Tax-credit scholarship program saves Florida millions of dollars each year

There were two excellent letters to the editor in The Oklahoman on Sunday defending Oklahoma's tax-credit scholarship program. One was from Charlie Daniels of Bartlesville, and the other was from Patrick Gibbons of St. Petersburg, Florida. Gibbons, a 2006 graduate of the University of Oklahoma, is the public affairs manager of Step Up For Students, a scholarship-granting organization in Florida. He writes:
Regarding “Private school scholarship tax credit gets scrutiny” (News, Dec. 4): Katherine Bishop's criticism that Oklahoma can't afford the $2.5 million Equal Opportunity Education Scholarship doesn't square with findings from the nation's largest scholarship program. Florida offers a more generous scholarship with a 100 percent tax credit for donors and a scholarship worth up to $5,886. Step Up For Students (my employer) raised more than $550 million this year alone to fund nearly 96,000 scholarships for low-income students. Even with the higher scholarships and tax credit percentage, eight reports in the past 15 years (including reports from the state legislature's Office of Program Policy Analysis & Government Accountability and Florida's Revenue Estimating Conference) have all concluded that Florida's program saves the state millions of dollars each year.

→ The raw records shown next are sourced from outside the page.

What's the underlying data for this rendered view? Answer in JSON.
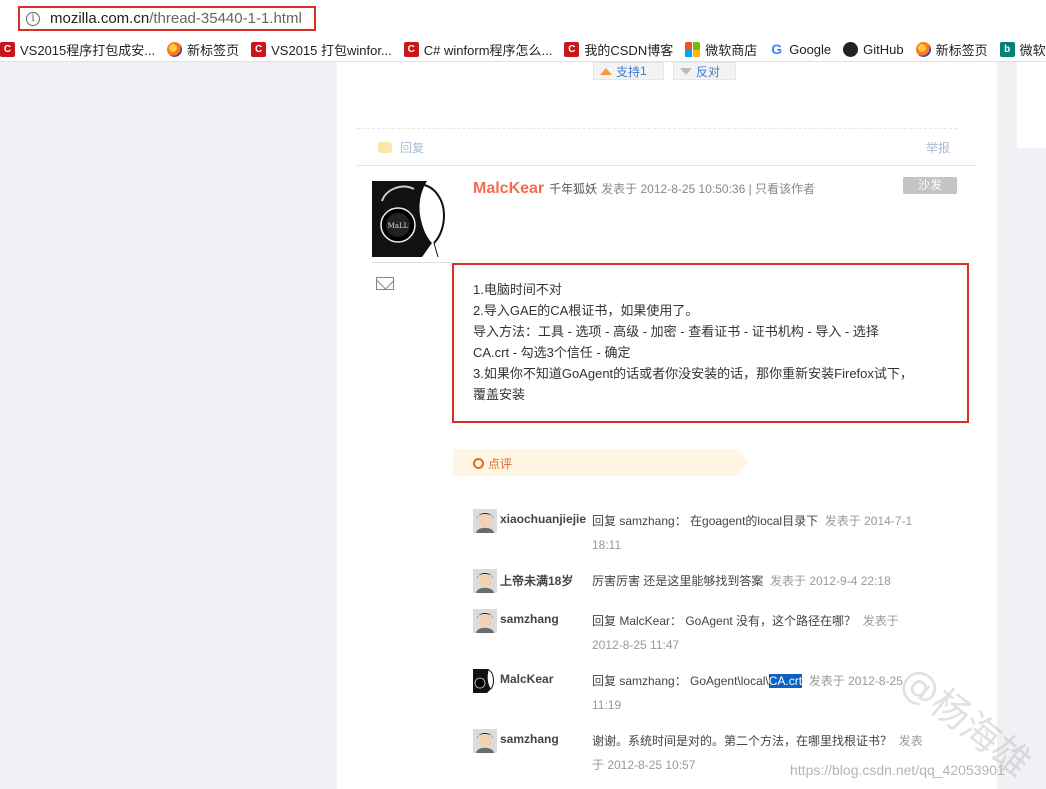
{
  "browser": {
    "url_host": "mozilla.com.cn",
    "url_path": "/thread-35440-1-1.html",
    "info_icon": "i",
    "bookmarks": [
      {
        "icon": "csdn-icon",
        "label": "VS2015程序打包成安..."
      },
      {
        "icon": "firefox-icon",
        "label": "新标签页"
      },
      {
        "icon": "csdn-icon",
        "label": "VS2015 打包winfor..."
      },
      {
        "icon": "csdn-icon",
        "label": "C# winform程序怎么..."
      },
      {
        "icon": "csdn-icon",
        "label": "我的CSDN博客"
      },
      {
        "icon": "microsoft-icon",
        "label": "微软商店"
      },
      {
        "icon": "google-icon",
        "label": "Google"
      },
      {
        "icon": "github-icon",
        "label": "GitHub"
      },
      {
        "icon": "firefox-icon",
        "label": "新标签页"
      },
      {
        "icon": "bing-icon",
        "label": "微软"
      }
    ]
  },
  "votes": {
    "support_label": "支持",
    "support_count": "1",
    "oppose_label": "反对"
  },
  "actions": {
    "reply_label": "回复",
    "report_label": "举报"
  },
  "post": {
    "author": "MalcKear",
    "rank": "千年狐妖",
    "meta": "发表于 2012-8-25 10:50:36 | 只看该作者",
    "floor": "沙发",
    "avatar_text": "MaLL",
    "lines": [
      "1.电脑时间不对",
      "2.导入GAE的CA根证书，如果使用了。",
      "导入方法：工具 - 选项 - 高级 - 加密 - 查看证书 - 证书机构 - 导入 - 选择",
      "CA.crt - 勾选3个信任 - 确定",
      "3.如果你不知道GoAgent的话或者你没安装的话，那你重新安装Firefox试下，",
      "覆盖安装"
    ]
  },
  "comments": {
    "tab_label": "点评",
    "items": [
      {
        "user": "xiaochuanjiejie",
        "text": "回复 samzhang： 在goagent的local目录下",
        "time": "发表于 2014-7-1 18:11"
      },
      {
        "user": "上帝未满18岁",
        "text": "厉害厉害 还是这里能够找到答案",
        "time": "发表于 2012-9-4 22:18"
      },
      {
        "user": "samzhang",
        "text": "回复 MalcKear： GoAgent 没有，这个路径在哪？",
        "time": "发表于 2012-8-25 11:47"
      },
      {
        "user": "MalcKear",
        "text": "回复 samzhang： GoAgent\\local\\",
        "highlight": "CA.crt",
        "time": "发表于 2012-8-25 11:19"
      },
      {
        "user": "samzhang",
        "text": "谢谢。系统时间是对的。第二个方法，在哪里找根证书？",
        "time": "发表于 2012-8-25 10:57"
      }
    ]
  },
  "watermark": {
    "text": "@杨海雄",
    "blog_url": "https://blog.csdn.net/qq_42053901"
  }
}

The reason is simple: The revenue lost through tax credits is made up by eliminating the expenditure to fund the student's (now empty) seat at a more expensive public school. 
If Florida's experience is any indication, Oklahoma could actually afford an expanded program with larger scholarships and more generous tax credits for donors. Public schools and taxpayers would benefit from the savings, while low-income parents throughout the state would benefit from more educational opportunities for their children.